- VCD cover
- Directed by: K. M. Chaitanya
- Written by: K. M. Chaitanya Mohan Shankar (dialogue)
- Produced by: Sumith Kombra
- Starring: Shravanth; Shuba Poonja; Jahnavi Kamath; Shrunga; Bullet Prakash;
- Cinematography: H. C. Venu
- Edited by: P. Haridas
- Music by: J. Anoop Seelin
- Production companies: Shakthi Movies Wordwide Kayaka Media
- Release date: 19 April 2013;
- Country: India
- Language: Kannada

= Parari (2013 film) =

2013 Kannada language film

Parari is a 2013 Indian Kannada-language comedy film directed by K. M. Chaitanya starring Shravanth, Shuba Poonja, Jahnavi Kamath, Shrunga and Bullet Prakash in lead roles.

==Music==

Track listing
| No. | Title | Singer(s) | Length |
|---|---|---|---|
| 1. | "Muddu Muddagi" | Anuradha Bhat | 4:16 |
| 2. | "Parari" | Shankar Mahadevan | 4:07 |
| 3. | "Beeja Beeja" | Sunita Murli | 4:19 |
| 4. | "Neenendaru Naane" | Indu Nagaraj | 3:53 |
| 5. | "Kailasa Kailuntu" | J. Anoop Seelin | 4:37 |
| Total length: |  |  | 20:32 |

== Reception ==
=== Critical response ===

The Times of India scored the film at 3 out of 5 stars and says "Full marks to Shrunga and Shravanth for their excellent performance.

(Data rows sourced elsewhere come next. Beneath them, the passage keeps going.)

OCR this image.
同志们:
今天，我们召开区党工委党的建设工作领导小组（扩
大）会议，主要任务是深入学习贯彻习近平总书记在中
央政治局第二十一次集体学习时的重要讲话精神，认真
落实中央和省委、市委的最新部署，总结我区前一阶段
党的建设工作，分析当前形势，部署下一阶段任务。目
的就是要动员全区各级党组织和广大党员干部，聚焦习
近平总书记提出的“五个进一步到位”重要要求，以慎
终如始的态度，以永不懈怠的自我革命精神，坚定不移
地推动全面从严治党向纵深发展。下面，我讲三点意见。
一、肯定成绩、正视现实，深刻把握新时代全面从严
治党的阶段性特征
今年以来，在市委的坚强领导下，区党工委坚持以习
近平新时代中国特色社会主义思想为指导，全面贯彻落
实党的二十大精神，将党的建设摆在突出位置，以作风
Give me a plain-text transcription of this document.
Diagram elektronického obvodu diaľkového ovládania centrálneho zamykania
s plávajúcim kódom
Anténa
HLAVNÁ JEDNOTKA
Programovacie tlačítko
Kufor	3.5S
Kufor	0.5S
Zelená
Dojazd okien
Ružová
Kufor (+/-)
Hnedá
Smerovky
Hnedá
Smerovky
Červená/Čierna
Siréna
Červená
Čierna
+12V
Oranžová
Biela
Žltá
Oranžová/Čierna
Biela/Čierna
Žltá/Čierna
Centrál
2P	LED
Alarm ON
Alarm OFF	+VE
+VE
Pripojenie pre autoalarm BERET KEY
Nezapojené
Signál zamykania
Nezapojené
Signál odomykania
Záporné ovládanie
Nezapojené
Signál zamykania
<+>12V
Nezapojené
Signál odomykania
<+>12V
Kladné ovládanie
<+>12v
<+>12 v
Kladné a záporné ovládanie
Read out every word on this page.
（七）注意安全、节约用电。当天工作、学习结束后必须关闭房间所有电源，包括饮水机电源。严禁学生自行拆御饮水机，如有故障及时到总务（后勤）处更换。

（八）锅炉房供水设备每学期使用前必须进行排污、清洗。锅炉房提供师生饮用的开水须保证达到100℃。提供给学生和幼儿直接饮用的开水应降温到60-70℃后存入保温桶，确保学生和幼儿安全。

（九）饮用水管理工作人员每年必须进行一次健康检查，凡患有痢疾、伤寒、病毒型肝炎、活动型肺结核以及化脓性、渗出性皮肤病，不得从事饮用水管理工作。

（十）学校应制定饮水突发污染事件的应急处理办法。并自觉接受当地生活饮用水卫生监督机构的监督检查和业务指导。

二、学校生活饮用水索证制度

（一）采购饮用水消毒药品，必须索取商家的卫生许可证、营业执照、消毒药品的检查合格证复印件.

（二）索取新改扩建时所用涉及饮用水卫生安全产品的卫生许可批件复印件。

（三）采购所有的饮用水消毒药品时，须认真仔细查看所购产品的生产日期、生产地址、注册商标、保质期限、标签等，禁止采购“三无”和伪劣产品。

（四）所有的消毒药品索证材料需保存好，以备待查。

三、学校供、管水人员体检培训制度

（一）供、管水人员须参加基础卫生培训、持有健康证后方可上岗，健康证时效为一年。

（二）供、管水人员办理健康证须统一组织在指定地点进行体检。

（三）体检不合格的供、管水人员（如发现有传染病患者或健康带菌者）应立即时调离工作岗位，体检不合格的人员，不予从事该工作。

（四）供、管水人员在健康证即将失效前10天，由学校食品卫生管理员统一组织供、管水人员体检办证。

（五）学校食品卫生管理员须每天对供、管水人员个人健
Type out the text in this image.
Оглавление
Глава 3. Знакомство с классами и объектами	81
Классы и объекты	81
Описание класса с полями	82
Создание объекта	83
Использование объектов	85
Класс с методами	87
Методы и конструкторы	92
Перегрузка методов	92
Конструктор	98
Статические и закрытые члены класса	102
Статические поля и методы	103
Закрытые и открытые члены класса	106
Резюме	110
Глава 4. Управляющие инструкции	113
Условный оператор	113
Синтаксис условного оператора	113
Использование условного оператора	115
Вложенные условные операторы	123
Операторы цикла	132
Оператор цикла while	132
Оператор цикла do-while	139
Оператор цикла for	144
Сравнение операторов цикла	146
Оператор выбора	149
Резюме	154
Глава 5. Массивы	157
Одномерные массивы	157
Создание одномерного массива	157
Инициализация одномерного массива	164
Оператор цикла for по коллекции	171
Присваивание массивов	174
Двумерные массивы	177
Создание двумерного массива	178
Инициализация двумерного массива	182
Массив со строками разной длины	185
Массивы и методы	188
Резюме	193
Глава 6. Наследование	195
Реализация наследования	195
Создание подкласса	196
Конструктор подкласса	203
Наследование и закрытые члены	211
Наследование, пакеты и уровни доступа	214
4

Shubha Poonja excels as TV actress. HC Venu’s camerawork is brilliant. Anoop Sileen’s music has some catchy tunes". Y. Maheswara Reddy of DNA scored the film at 3 out of 5 stars and says "Parari apart is that it’s very different from formula Kannada films. While logic isn’t what drives the film, its script keeps the humour quotient high, right till the end. Could it be that situational comedies in Kannada films are finally maturing? Supported by Anoop Silen’s music and HC Venu’s cinematography, Parari is a must-watch and especially in the theatres" Bangalore Mirror scored the film at 2.5 out of 5 stars and says "cinematographer HC Venu forgot the lights or there was some problem with the satellite telecast, the film looked like it was shot under a giant umbrella. It is not every week that young Kannada audience gets a chance to grow up watching a movie. But they deserve much better". A Shardhha of The New Indian Express wrote "Anoop Seelin's has come out with a good mix of music. Venu has done a good job with his cinematography. The Verdict: If comedy is appealing without any logic in the story, Parari is good for a weekend entertainment". A critic from Deccan Herald wrote "Chaitanya’s Parari keeps the viewer entertained while steering clear of serious issues. Time to leave disquiet and worries behind then".